Анна, Анна, об этом я говорил тебе по ночам –
ты не верила: осмотрись!
вот –
рыболовные снасти, деревянный стол и скамья,
на берегу залива, если пройти через завод.
ты слышала на Смоленском кладбище соловья?
алавастровая ночь знает, как он поёт.
алавастровые чайки кружат над рекой-Невой,
омывающей болотистые острова.
гирлянды мостов висят через невские рукава.
Анхен, Анхен, от юности моей моя любовь,
ты была не права.
что мыза у Кукуя, стадо шортгорнских коров?
для тебя, государыня моей мечты,
                                         моя мечта
облеклась в чугун и гранит, мосты и сады.
в этом городе живут не московские дуры,
он дом и кров
             красавиц – таких, как ты.
Новая Голландия – красные руины, кирпич,
зелень, вороньи гнёзда и тишина.
во времени много печали: пойдём-ка купим вина,
и, как в старые добрые времена,
загуляем. с поэтами-гитаристами посидим у огня,
согревающего неприкаянные души на Марсовом поле.
мы – юные усталые любовники, дети - сейчас, как тогда,
мы – дети, Анхен, закладывающие города,
                                              играющие в миры,
это всё так по-детски, и как будто это судьба:
война, реформы, Антихрист, сыноубийство, какая-то ерунда
под названием история, или просто – жизнь.

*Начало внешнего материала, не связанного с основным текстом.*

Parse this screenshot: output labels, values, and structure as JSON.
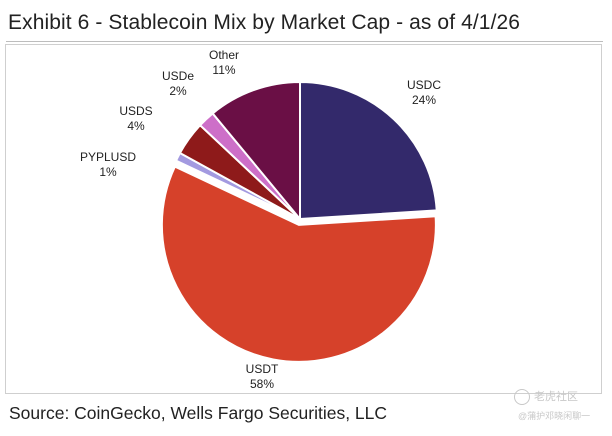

и кажется, будто ничего не было и не бывает:
ты и я, девятнадцать лет, Немецкая слобода.
то, что сегодня «история», вчера – просто дети играют.
Анхен, я любил тебя, да.
и во всём этом было столько того, что теперь называют драйвом,
море по колено, и ничего не слабо,
и когда мы с Лефортом оба тебя е**ли,
у меня к тебе, Анхен, крепче была любовь.

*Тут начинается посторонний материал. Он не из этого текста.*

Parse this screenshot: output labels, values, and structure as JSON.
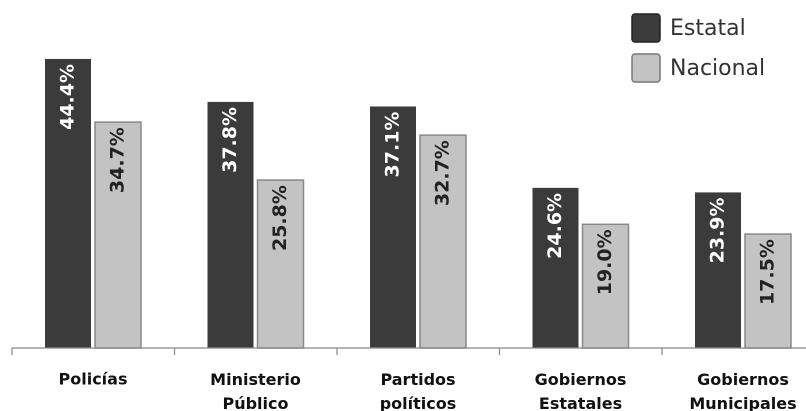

а в Летнем саду всё те же дубы – можно потрогать кору.
а внизу – я катался вчера весь день – чертоги метро.
в хрустальном и огненном свечении издалека вырастает Охта,
когда идёшь вдоль Невы до Смольного ввечеру.
а утром, Анхен, мы с тобой заснём в первых лучах на безлюдье рассвета
на пляже Петропавловки, укрывшись косухами, когда гитарист замолчит,
и Санкт-Петербург как на ладони в моей ладони,
в тумане рассветном, и твоя голова на моём плече.

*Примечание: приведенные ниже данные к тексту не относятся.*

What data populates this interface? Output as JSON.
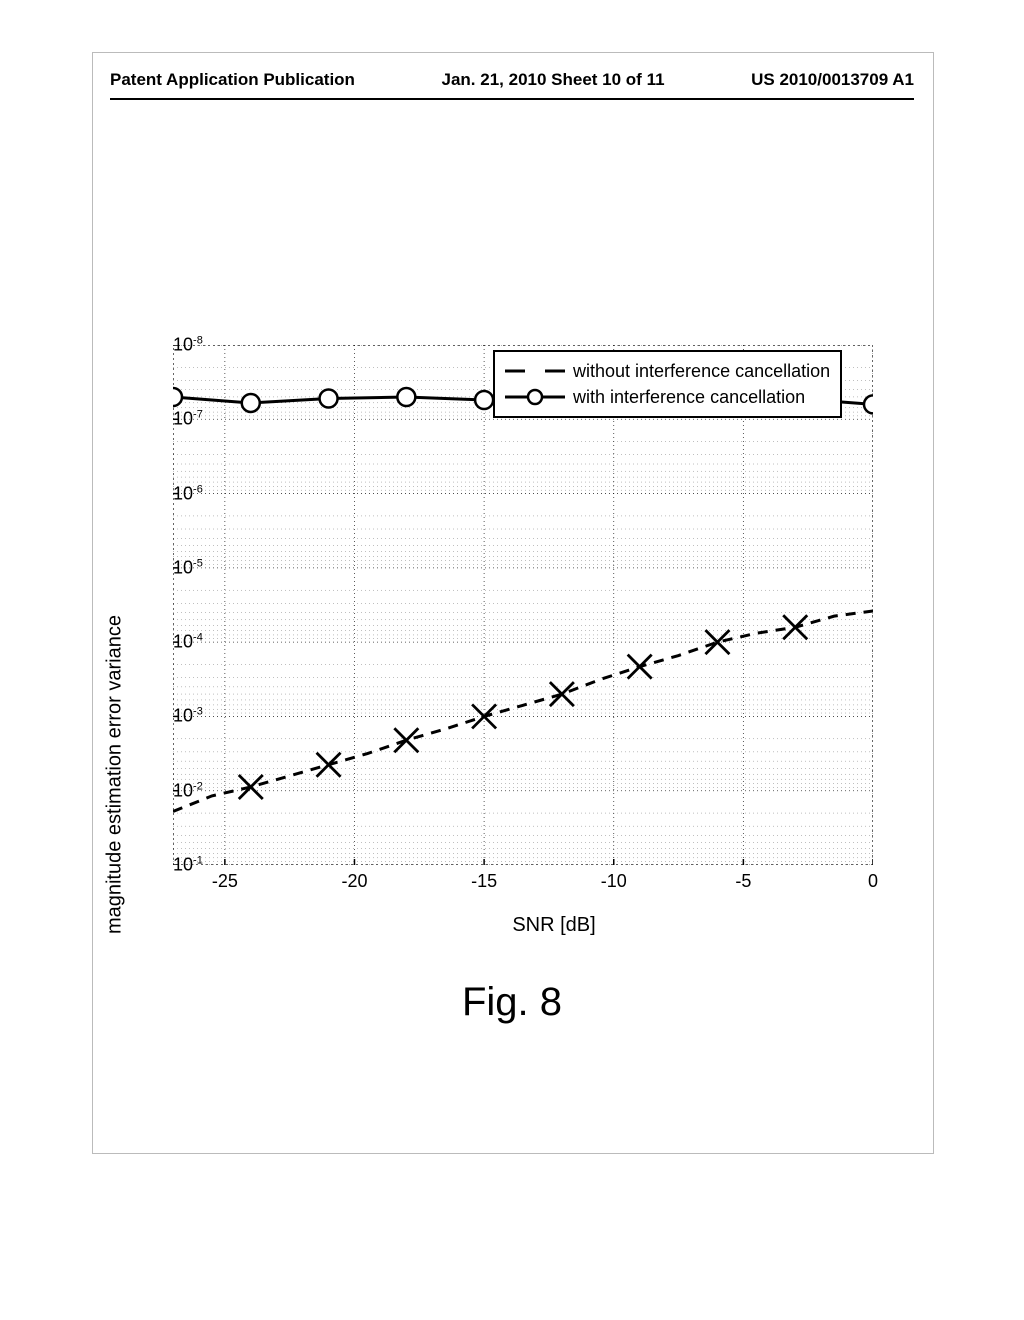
{
  "header": {
    "left": "Patent Application Publication",
    "center": "Jan. 21, 2010  Sheet 10 of 11",
    "right": "US 2010/0013709 A1"
  },
  "chart": {
    "type": "line-log",
    "x_label": "SNR [dB]",
    "y_label": "magnitude estimation error variance",
    "xlim": [
      -27,
      0
    ],
    "ylim_exp": [
      -8,
      -1
    ],
    "x_ticks": [
      -25,
      -20,
      -15,
      -10,
      -5,
      0
    ],
    "y_tick_exps": [
      -1,
      -2,
      -3,
      -4,
      -5,
      -6,
      -7,
      -8
    ],
    "background_color": "#ffffff",
    "axis_color": "#000000",
    "grid_color": "#000000",
    "series": [
      {
        "name": "without interference cancellation",
        "color": "#000000",
        "line_width": 3,
        "dash": "10,8",
        "marker": "x",
        "marker_size": 12,
        "data": [
          [
            -27,
            -1.72
          ],
          [
            -25.5,
            -1.93
          ],
          [
            -24,
            -2.05
          ],
          [
            -22.5,
            -2.2
          ],
          [
            -21,
            -2.35
          ],
          [
            -19.5,
            -2.5
          ],
          [
            -18,
            -2.68
          ],
          [
            -16.5,
            -2.83
          ],
          [
            -15,
            -3.0
          ],
          [
            -13.5,
            -3.15
          ],
          [
            -12,
            -3.3
          ],
          [
            -10.5,
            -3.5
          ],
          [
            -9,
            -3.67
          ],
          [
            -7.5,
            -3.82
          ],
          [
            -6,
            -4.0
          ],
          [
            -4.5,
            -4.12
          ],
          [
            -3,
            -4.2
          ],
          [
            -1.5,
            -4.35
          ],
          [
            0,
            -4.42
          ]
        ],
        "marker_data": [
          [
            -24,
            -2.05
          ],
          [
            -21,
            -2.35
          ],
          [
            -18,
            -2.68
          ],
          [
            -15,
            -3.0
          ],
          [
            -12,
            -3.3
          ],
          [
            -9,
            -3.67
          ],
          [
            -6,
            -4.0
          ],
          [
            -3,
            -4.2
          ]
        ]
      },
      {
        "name": "with interference cancellation",
        "color": "#000000",
        "line_width": 3,
        "dash": "",
        "marker": "o",
        "marker_size": 9,
        "data": [
          [
            -27,
            -7.3
          ],
          [
            -24,
            -7.22
          ],
          [
            -21,
            -7.28
          ],
          [
            -18,
            -7.3
          ],
          [
            -15,
            -7.26
          ],
          [
            -12,
            -7.3
          ],
          [
            -9,
            -7.28
          ],
          [
            -6,
            -7.25
          ],
          [
            -3,
            -7.28
          ],
          [
            0,
            -7.2
          ]
        ],
        "marker_data": [
          [
            -27,
            -7.3
          ],
          [
            -24,
            -7.22
          ],
          [
            -21,
            -7.28
          ],
          [
            -18,
            -7.3
          ],
          [
            -15,
            -7.26
          ],
          [
            -12,
            -7.3
          ],
          [
            -9,
            -7.28
          ],
          [
            -6,
            -7.25
          ],
          [
            -3,
            -7.28
          ],
          [
            0,
            -7.2
          ]
        ]
      }
    ],
    "legend": {
      "items": [
        {
          "label": "without interference cancellation"
        },
        {
          "label": "with interference cancellation"
        }
      ]
    }
  },
  "caption": "Fig. 8"
}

возлюбленный мой город, мой сон, моя лучшая в мире игрушка,
я и во сне берегу тебя, словно святой Грааль,
мой парадис,
   лучший, чем сам Версаль!
так любил тебя, Анхен, шлюшка,
я, корабельный плотник и русский царь.

***
мозаика на витраже соберётся в заповеданный образ господень,
и танцующие льдинки сложатся в слово «вечность»,
ты снова видишь: мальчик и ангел ведут беседу.
мир, - говорит ангел, - упавшая с неба и разбившаяся хрустальная чаша,
собери её в сердце своём, и будешь свободен,
ведь и сам ты – узор на чаше, небесный початок,
в момент крещенья скреплённый Его печатью.

мальчик с ангелом в мраморных руинах,
вокруг пепелище мира лежит, как скатерть.
и мальчик отвечает: как найду и чего искать мне?
как собрать мне целое, большее, чем его части?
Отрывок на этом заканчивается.